Migrantes e refugiados
Adaptar a legislação de imigração às normas internacionais de direitos humanos, revogando o Estatuto do Estrangeiro (Lei Federal 8.615) e promover a rápida aprovação pelo Congresso Nacional de uma nova lei de migração baseada na perspectiva dos direitos humanos e que trate os princípios de (A) não discriminação, independentemente da situação migratória; (B) não criminalização da migração, incluindo o princípio da não detenção do migrante por razões relacionadas com a sua situação migratória; (C) estabelecimento de procedimentos eficazes e acessíveis para a regularização da migração como uma obrigação do Estado e um direito do migrante; E (D) o direito de acesso à justiça e ao devido processo legal.
Assegurar o devido processo legal aos migrantes que se encontrem em espaços destinados a reter e manter pessoas que tenham sido inadmitidas ou impedidas de seguir viagens de conexão em aeroportos brasileiros, incluindo a notificação ao Defensor Público da União de todos os casos existentes e em um tempo de permanência máxima de 24 horas.

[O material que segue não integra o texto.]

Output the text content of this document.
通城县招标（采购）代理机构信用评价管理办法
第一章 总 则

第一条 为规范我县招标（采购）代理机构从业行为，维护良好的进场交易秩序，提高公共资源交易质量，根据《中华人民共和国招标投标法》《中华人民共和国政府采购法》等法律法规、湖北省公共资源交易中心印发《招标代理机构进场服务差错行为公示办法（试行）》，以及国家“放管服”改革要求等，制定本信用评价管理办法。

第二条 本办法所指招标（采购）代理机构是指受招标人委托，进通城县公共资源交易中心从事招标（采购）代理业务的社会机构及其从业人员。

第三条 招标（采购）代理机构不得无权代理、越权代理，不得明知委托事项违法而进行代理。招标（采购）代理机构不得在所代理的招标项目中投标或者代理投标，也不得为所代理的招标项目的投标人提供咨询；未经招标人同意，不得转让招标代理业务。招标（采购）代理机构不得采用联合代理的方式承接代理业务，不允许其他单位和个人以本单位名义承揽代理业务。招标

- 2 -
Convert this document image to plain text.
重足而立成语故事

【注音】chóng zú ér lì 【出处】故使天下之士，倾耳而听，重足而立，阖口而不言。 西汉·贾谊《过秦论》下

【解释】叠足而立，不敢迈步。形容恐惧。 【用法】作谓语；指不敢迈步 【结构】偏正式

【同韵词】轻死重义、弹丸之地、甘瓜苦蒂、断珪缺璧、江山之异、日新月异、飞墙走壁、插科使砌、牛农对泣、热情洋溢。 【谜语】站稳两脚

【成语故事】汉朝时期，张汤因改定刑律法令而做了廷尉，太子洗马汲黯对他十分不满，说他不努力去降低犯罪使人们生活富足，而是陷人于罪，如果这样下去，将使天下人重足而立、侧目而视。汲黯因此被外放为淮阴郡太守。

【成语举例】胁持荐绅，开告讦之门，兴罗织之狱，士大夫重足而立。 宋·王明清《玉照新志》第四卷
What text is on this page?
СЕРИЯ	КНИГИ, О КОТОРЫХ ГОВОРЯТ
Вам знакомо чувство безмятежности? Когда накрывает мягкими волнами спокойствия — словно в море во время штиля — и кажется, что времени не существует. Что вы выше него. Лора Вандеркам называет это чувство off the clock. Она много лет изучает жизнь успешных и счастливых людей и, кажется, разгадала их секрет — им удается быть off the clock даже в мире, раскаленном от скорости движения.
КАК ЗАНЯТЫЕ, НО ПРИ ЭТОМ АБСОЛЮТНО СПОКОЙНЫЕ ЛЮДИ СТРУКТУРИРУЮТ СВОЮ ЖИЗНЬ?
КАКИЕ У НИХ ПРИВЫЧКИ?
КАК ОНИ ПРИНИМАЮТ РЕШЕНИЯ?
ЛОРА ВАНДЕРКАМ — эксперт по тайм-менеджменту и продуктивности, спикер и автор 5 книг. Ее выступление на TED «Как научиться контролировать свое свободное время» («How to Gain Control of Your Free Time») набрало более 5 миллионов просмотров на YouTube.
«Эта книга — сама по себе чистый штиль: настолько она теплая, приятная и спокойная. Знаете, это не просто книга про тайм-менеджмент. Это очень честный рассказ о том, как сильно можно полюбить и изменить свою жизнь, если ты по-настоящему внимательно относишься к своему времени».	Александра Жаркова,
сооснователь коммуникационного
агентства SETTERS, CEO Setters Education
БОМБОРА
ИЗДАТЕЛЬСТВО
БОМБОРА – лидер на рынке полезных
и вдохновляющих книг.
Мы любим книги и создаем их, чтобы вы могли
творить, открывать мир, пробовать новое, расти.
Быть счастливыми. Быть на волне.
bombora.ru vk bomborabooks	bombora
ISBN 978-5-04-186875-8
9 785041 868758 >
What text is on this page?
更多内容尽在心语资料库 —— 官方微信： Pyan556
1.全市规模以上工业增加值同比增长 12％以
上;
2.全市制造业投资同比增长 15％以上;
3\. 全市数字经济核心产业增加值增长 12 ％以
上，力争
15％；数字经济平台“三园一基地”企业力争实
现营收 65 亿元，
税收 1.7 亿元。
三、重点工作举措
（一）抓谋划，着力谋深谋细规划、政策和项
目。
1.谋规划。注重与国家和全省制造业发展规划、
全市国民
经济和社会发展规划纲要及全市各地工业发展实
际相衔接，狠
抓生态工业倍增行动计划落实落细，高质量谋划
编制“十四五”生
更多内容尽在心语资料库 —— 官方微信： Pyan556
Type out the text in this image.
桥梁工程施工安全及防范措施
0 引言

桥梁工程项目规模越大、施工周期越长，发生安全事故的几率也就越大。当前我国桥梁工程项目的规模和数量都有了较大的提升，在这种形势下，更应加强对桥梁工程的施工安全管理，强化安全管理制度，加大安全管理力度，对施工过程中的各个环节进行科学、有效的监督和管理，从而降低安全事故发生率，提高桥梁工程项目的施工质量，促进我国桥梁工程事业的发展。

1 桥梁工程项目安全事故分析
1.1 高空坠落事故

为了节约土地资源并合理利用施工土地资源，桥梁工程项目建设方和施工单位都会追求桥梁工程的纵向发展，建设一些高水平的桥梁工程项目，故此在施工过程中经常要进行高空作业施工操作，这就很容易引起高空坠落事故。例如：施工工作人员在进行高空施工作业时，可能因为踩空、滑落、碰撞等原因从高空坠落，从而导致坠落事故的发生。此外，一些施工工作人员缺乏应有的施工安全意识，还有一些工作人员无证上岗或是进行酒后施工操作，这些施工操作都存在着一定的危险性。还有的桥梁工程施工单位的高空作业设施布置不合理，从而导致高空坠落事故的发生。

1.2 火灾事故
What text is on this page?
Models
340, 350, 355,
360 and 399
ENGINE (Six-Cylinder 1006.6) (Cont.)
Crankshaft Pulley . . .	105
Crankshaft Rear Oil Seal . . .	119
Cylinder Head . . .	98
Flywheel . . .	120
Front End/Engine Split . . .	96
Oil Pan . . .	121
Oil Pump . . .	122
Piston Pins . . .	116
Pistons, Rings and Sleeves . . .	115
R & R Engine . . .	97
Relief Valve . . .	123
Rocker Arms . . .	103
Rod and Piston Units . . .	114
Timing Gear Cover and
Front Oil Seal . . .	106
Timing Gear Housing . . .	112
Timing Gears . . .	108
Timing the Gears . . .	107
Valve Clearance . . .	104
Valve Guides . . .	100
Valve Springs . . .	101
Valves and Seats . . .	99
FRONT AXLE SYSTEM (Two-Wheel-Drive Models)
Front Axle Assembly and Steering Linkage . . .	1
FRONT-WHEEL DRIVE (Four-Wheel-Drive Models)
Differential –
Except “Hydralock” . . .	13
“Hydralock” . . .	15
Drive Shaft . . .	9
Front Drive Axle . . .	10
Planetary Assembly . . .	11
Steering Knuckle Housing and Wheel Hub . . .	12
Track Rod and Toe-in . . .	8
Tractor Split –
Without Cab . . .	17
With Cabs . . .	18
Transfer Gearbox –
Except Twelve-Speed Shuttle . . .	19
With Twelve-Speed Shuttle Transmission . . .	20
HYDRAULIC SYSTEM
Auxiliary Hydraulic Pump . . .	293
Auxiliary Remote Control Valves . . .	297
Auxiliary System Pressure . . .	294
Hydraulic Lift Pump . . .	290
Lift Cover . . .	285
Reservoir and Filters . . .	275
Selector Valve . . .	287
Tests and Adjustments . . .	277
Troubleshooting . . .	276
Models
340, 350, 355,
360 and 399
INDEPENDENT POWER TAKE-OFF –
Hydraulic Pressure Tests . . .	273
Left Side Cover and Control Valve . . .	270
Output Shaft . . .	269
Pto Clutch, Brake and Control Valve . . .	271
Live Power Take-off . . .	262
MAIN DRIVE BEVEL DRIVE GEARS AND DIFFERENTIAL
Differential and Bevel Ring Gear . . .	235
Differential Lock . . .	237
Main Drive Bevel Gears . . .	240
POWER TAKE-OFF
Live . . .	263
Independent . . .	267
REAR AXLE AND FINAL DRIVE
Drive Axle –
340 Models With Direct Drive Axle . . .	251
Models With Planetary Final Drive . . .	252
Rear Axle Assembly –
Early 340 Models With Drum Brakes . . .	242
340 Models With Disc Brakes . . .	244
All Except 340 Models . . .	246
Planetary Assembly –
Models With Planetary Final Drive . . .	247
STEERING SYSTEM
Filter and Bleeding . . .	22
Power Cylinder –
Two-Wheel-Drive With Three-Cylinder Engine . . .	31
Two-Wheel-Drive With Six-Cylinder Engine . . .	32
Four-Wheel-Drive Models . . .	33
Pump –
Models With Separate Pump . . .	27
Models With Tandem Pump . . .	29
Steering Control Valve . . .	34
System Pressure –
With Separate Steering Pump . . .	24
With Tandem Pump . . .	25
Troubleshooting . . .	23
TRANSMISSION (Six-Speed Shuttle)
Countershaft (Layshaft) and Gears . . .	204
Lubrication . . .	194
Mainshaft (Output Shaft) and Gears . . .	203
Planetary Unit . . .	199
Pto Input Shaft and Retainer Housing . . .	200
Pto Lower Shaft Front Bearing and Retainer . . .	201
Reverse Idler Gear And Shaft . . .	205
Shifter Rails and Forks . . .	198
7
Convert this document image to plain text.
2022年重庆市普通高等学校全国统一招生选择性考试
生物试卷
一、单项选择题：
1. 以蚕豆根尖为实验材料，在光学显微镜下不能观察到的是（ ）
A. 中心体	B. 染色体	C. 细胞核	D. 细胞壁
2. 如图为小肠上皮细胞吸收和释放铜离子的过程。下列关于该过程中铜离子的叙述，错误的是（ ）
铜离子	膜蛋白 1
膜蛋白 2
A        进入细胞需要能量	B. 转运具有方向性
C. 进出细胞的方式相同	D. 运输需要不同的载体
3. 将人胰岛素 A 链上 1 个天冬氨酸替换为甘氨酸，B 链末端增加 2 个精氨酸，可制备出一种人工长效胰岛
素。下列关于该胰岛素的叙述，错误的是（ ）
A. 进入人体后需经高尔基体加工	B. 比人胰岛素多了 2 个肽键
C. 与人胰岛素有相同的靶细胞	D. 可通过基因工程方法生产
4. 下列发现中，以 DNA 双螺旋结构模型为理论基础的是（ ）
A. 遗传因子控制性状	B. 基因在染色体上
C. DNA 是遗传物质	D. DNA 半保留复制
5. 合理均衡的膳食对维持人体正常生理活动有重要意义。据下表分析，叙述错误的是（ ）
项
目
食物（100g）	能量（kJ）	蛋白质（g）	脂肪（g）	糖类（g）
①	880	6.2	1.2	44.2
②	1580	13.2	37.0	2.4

Administração da Justiça, incluindo impunidade e o estado de direito
Rejeitar a proposta de emenda constitucional em tramitação no Congresso para a redução da maioridade penal e aumento do tempo de internação de menores.
Revisar a atual política nacional sobre drogas (lei 11.343/06) e tomar medidas para a descriminalização de todas as drogas como forma de reduzir os níveis de encarceramento em massa no Brasil.
Aprovar com urgência as leis 7.764/14 e 3.832/15 que proíbem o uso da revista vexatória nos sistemas adulto e socioeducativo e garantir sua efetiva implementação.
Estabelecer medidas para reduzir drasticamente os índices de encarceramento em massa, como a aplicação da Lei 12.403/11 sobre Medidas Cautelares e garantir a continuidade e melhoria da coleta de dados sobre o sistema prisional para assegurar um diagnóstico nacional da situação de privação de liberdade no Brasil e melhor compreensão do sistema prisional.
Implementar integralmente as audiências de custódia em todo o país como forma de prevenir a tortura e o encarceramento em massa. Juízes e promotores públicos que atuam nas audiências de custódia devem passar por treinamento específico, de acordo com o Protocolo de Istambul.
Reformar o modelo de polícia militar. Existe uma necessidade urgente de reformar o modelo de polícia militar que ainda enxerga o cidadão como inimigo potencial a ser combatido. Esta reforma estrutural deve ser guiada pelos seguintes princípios: ciclo completo, em que policiamento ostensivo e investigação sejam realizados pela mesma força policial; uma força composta apenas por civis; carreira única; e implementação de ouvidorias independentes.
Recomendações atuais
Durante o terceiro ciclo de revisão, em maio de 2017, o Brasil recebeu 246 recomendações dos outros Estados-membros da ONU, das quais apenas quatro foram rejeitadas. O governo brasileiro apresentou as justificativas para rejeição durante a 36a. sessão do Conselho de Direitos Humanos da ONU, realizada em 21 de setembro de 2017.
ONU – o terceiro ciclo da RPU Brasil:página de internet com todas as informações sobre o processo da RPU Brasil. Acesse relatórios oficiais e recomendações dos outros países durante o terceiro ciclo da revisão.
RPU Brasil:em 2016, o Comitê Brasileiro de Direitos Humanos e Política Externa, do qual a Conectas faz parte, promoveu oficinas para organizações da sociedade civil sobre como participar da RPU na produção de relatórios para contrapor informações oficiais do governo. Ele também mantém um site com informações sobre o processo de revisão.
UPR Info: com sede em Genebra, foi criada para ampliar a participação da sociedade civil no processo de revisão dos direitos humanos em todos os países-membros da ONU. O site oferece materiais e informações sobre o mecanismo.